Qu’est-ce qu’une marque ? : Application au spectacle vivant

By 12 March 2013

La marque, un capital et un actif stratégique : faire du lieu de spectacle vivant un incontournable – Partie 2 :

Outre la question de l’amélioration du service (le « bon service » étant un pré-requis à la construction de la notoriété d’un lieu), le développement des fonds propres dans les structures de spectacle vivant nous renvoie également à la notion de valeur. Comment démontrer la valeur des propositions artistiques du spectacle vivant, comment s’appuyer sur cette valeur pour être repéré comme un lieu « incontournable », une « valeur sûre ».

La valeur réside ailleurs que dans le service lui-même : elle est dans la perception de celui-ci. Loin de nous l’idée que les spectacles proposés n’ont pas de valeur en eux-mêmes (esthétiques, artistiques, intellectuelles), mais ces valeurs ne peuvent être perçues qu’après, tant le produit culturel (et tout particulièrement le spectacle) est par essence un bien d’expérience qui ne peut être évalué a priori. L’acte d’achat est donc motivé par une valeur perçue d’abord en amont (avant « achat »), puis en aval (pendant et après la « consommation »).

Ceci posé, il nous a semblé pertinent de se pencher sur le concept de marque car la marque est un repère d’attribution de valeur très fort. Pourtant, cette notion semble étrangère au milieu culturel subventionné qui la juge volontiers impropre car appartenant à la sphère de l’économie marchande.

Nous nous proposons donc ici de laisser de côté ces considérations idéologisantes pour aller glaner dans cette stratégie des éléments de réponse.

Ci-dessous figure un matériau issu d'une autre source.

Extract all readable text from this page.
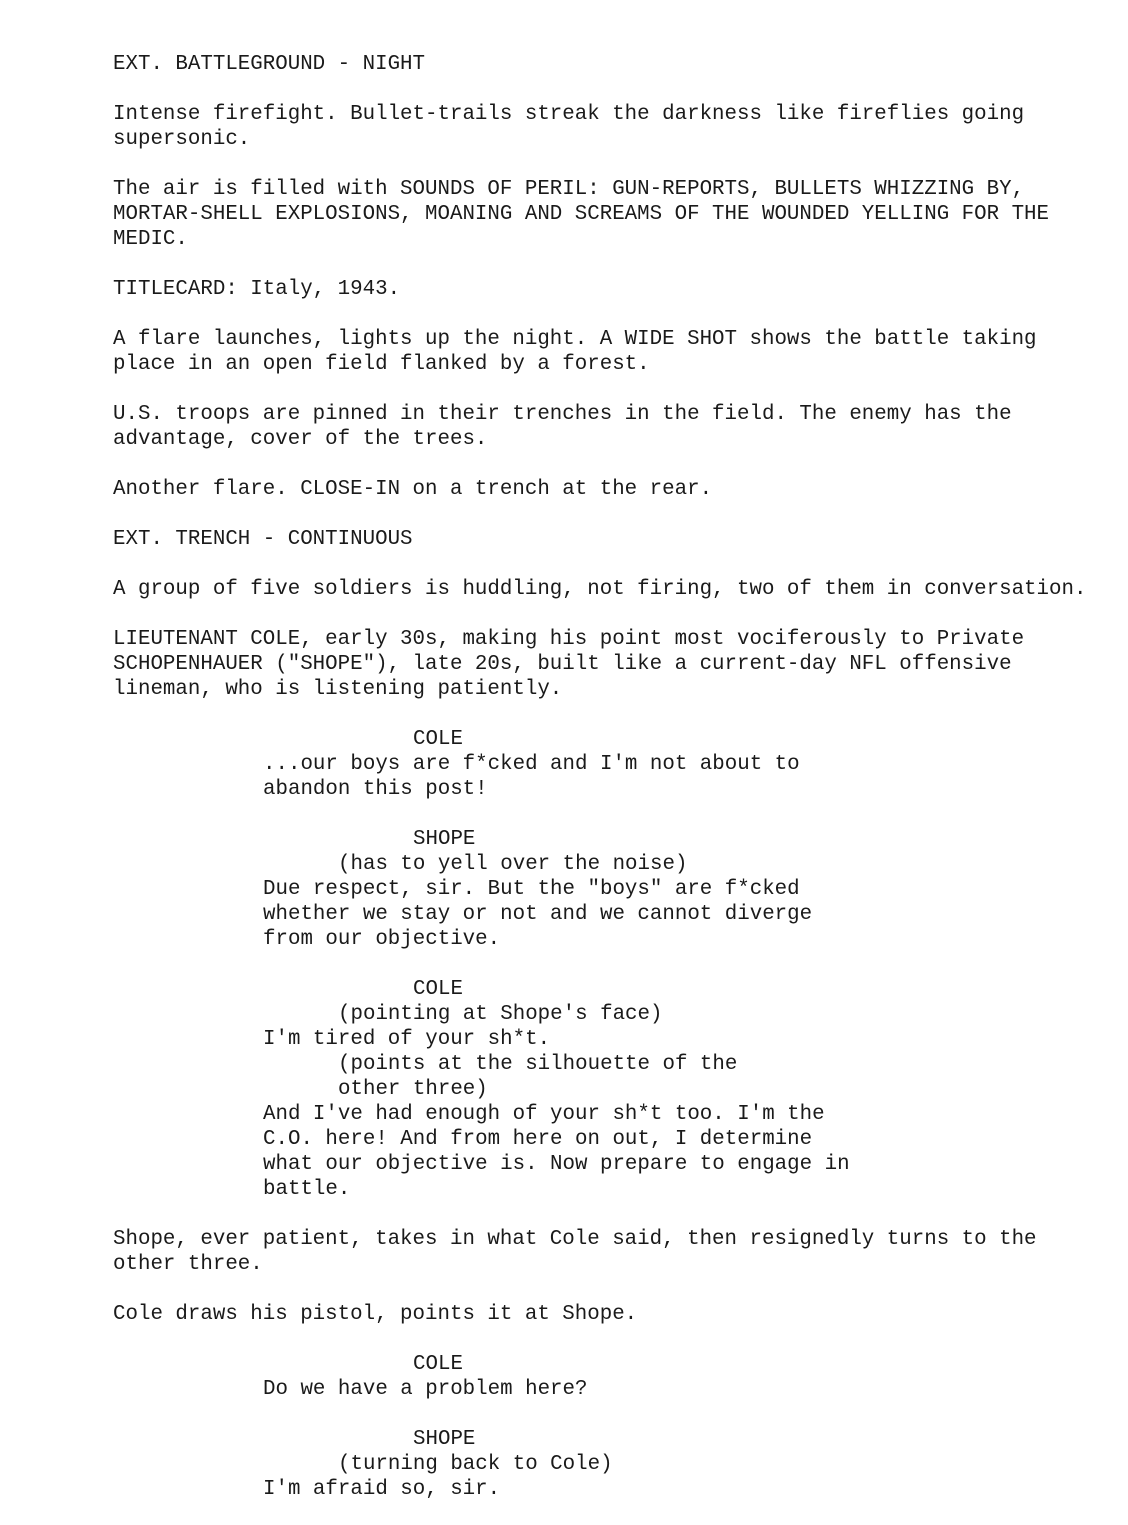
EXT. BATTLEGROUND - NIGHT
Intense firefight. Bullet-trails streak the darkness like fireflies going
supersonic.
The air is filled with SOUNDS OF PERIL: GUN-REPORTS, BULLETS WHIZZING BY,
MORTAR-SHELL EXPLOSIONS, MOANING AND SCREAMS OF THE WOUNDED YELLING FOR THE
MEDIC.
TITLECARD: Italy, 1943.
A flare launches, lights up the night. A WIDE SHOT shows the battle taking
place in an open field flanked by a forest.
U.S. troops are pinned in their trenches in the field. The enemy has the
advantage, cover of the trees.
Another flare. CLOSE-IN on a trench at the rear.
EXT. TRENCH - CONTINUOUS
A group of five soldiers is huddling, not firing, two of them in conversation.
LIEUTENANT COLE, early 30s, making his point most vociferously to Private
SCHOPENHAUER ("SHOPE"), late 20s, built like a current-day NFL offensive
lineman, who is listening patiently.
COLE
...our boys are f*cked and I'm not about to
abandon this post!
SHOPE
(has to yell over the noise)
Due respect, sir. But the "boys" are f*cked
whether we stay or not and we cannot diverge
from our objective.
COLE
(pointing at Shope's face)
I'm tired of your sh*t.
(points at the silhouette of the
other three)
And I've had enough of your sh*t too. I'm the
C.O. here! And from here on out, I determine
what our objective is. Now prepare to engage in
battle.
Shope, ever patient, takes in what Cole said, then resignedly turns to the
other three.
Cole draws his pistol, points it at Shope.
COLE
Do we have a problem here?
SHOPE
(turning back to Cole)
I'm afraid so, sir.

2.1 Retour sur la notion de marque

Qu’est-ce qu’une marque ? : Application au spectacle vivant

Définition de la marque

Si on s’en tient à une définition juridique de la marque voilà ce qu’elle recouvre : la marque est un ensemble de signes (un nom, un dessin, un son, une forme…) attaché à un ou des produits (ou services), qui en atteste l’authenticité, l’origine et qui signale leur différence vis à vis des autres produits et services concurrents.

La marque est donc d’abord un signe déposé juridiquement, mais ce signe n’acquiert de valeur aux yeux d’une part croissante de la population que s’il est associé à des valeurs ajoutées perceptibles exclusives et fortes.

C’est donc une décision stratégique de faire de l’entreprise une marque, c’est à dire un repère de valeurs ajoutées auprès d’une cible élargie.

Ainsi, la marque est un nom devenu, pour une cible définie, le symbole d’un leadership, le repère d’une valeur ajoutée forte et différenciée qui s’incarne de façon durable dans les produits et/ou les services.

On attend d’une politique de marque réussie la différenciation des produits et services, une certaine fidélité qui en serait la conséquence auprès des clients satisfaits et l’acceptation d’une prime de prix de leur part.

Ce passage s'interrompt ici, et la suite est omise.